Monday, May 02, 2005

More New DISR Mosaics


The DISR team has released three additional mosaics showing the ground track of the Huygens spacecraft over the surface of Titan three months ago.
  • The first mosaic shows the landing site region from an altitude of 15 km, with the ground track of the probe from 49 km downward. The coverage shown in this mosaic is similar to that of the mosaic produced by Rene Pascal. Personally, I prefer his mosaic since it is not nearly as smoothed out. Yes, you still see some of the noise in his mosaic and it has not been as geometrically controlled as the DISR team's mosaic, but maintaining the fidelity of the constituent images does have its uses.
  • The second mosaic, shown above, simulates the view from 4 km, with the ground track drawn in. This view shows the features on the nearby bright island as well as the bright, wispy features in the dark material. I am still puzzled by these wispy features.
  • The third mosaic shows the landing site region from an altitude of 500 meters, with the ground track of the probe drawn in. The ground track at this scale is quite intriguing. Previously, it had been mentioned that the probe appeared to turn north in the last few kilometers, but based on an early animation of this motion, I had thought the probe turned back to the way it came. This graphic demostrates that. The probe started to slow down its forward motion at around 12-13 km, then started to turn around at 7-8 km in altitude.
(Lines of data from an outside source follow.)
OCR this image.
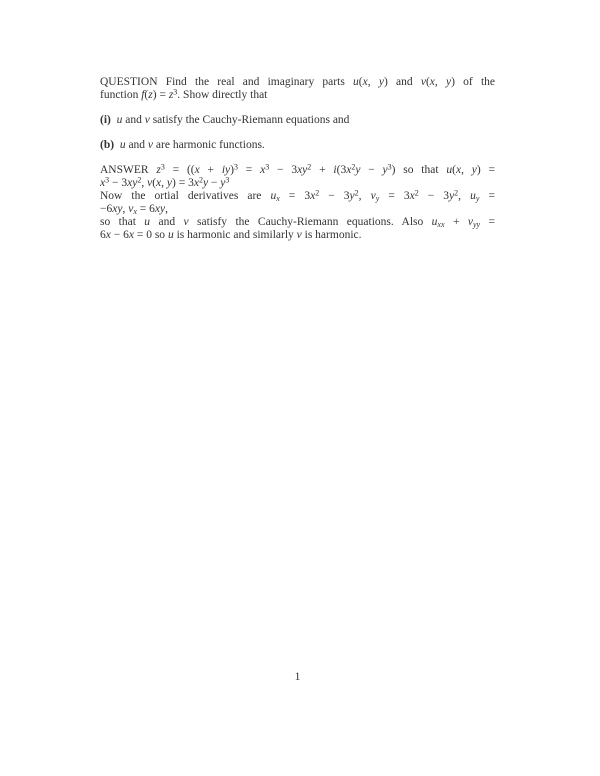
QUESTION Find the real and imaginary parts u(x, y) and v(x, y) of the
function $f(z) = z^3$. Show directly that
(i) u and v satisfy the Cauchy-Riemann equations and
(b) u and v are harmonic functions.
ANSWER $z^3 = ((x + iy)^3 = x^3 - 3xy^2 + i(3x^2y - y^3)$ so that u(x, y) =
$x^3 - 3xy^2$, v(x, $y) = 3x^2y - y^3$
Now the ortial derivatives are $u_x = 3x^2 - 3y^2$, $v_y = 3x^2 - 3y^2$, $u_y$ =
−6xy, $v_x = 6xy$,
so that u and v satisfy the Cauchy-Riemann equations. Also $u_{xx} + v_{yy}$ =
6x − 6x = 0 so u is harmonic and similarly v is harmonic.
1
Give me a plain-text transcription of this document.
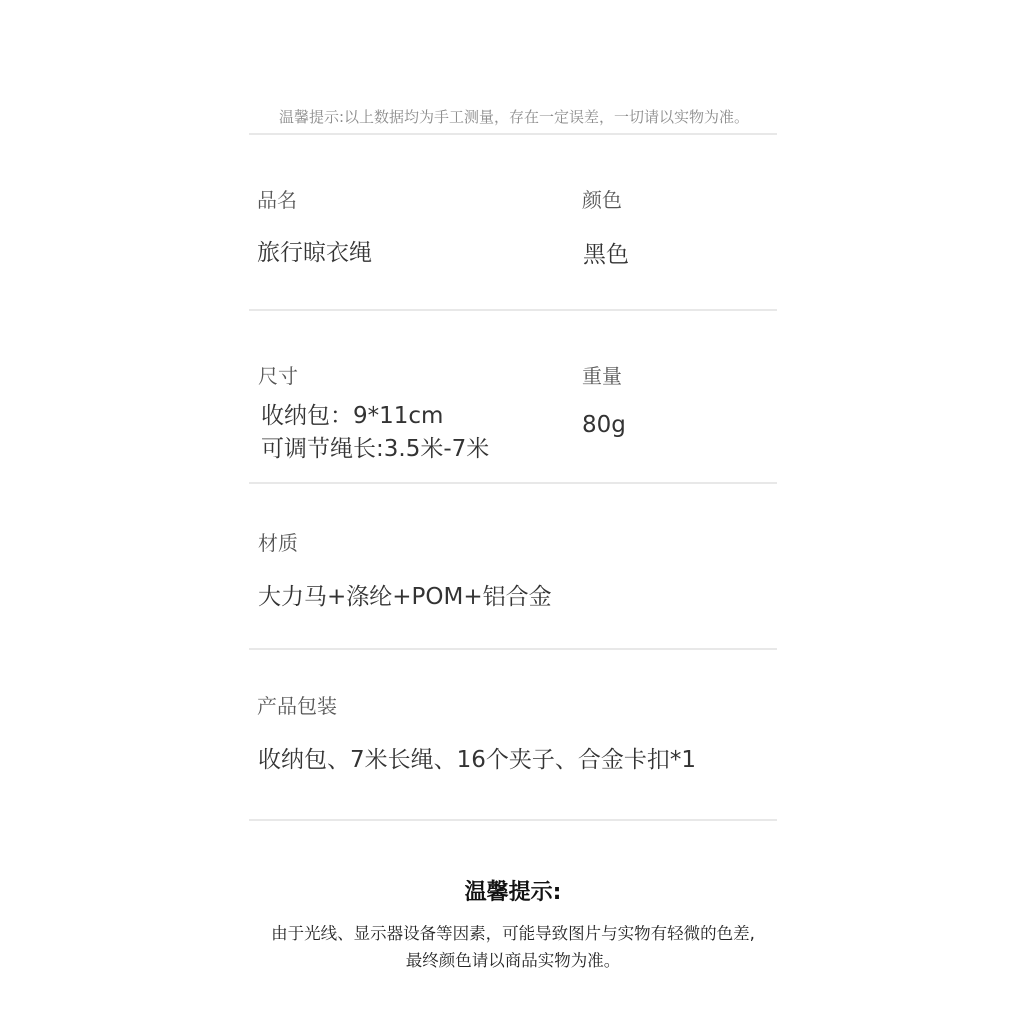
温馨提示:以上数据均为手工测量，存在一定误差，一切请以实物为准。
品名
旅行晾衣绳
颜色
黑色
尺寸
收纳包：9*11cm
可调节绳长:3.5米-7米
重量
80g
材质
大力马+涤纶+POM+铝合金
产品包装
收纳包、7米长绳、16个夹子、合金卡扣*1
温馨提示:
由于光线、显示器设备等因素，可能导致图片与实物有轻微的色差,
最终颜色请以商品实物为准。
It then headed in the direction from whence it came, and landed very close to where it was overhead at 13 km. This mosaic is on a slightly higher scale from one of the mosaics released yesterday, showing gully-like features around small outcrops within the dark terrain.
The grey circles in the first and second mosaics show the outlines of the next mosaic.

2 Comments:

Blogger Jason Perry said...

Yeah, I think they are just eroded island that are now nothing more than patches of bright rocky material surrounded by dark material. Tectonism certainly makes sense given the shape of many of the features, including UPI's "Great Wall".

5/03/2005 02:42:00 PM  
Blogger Rob said...

Why are the images of such low quality? In general for the Titan landing, all the images are almost impossible to see.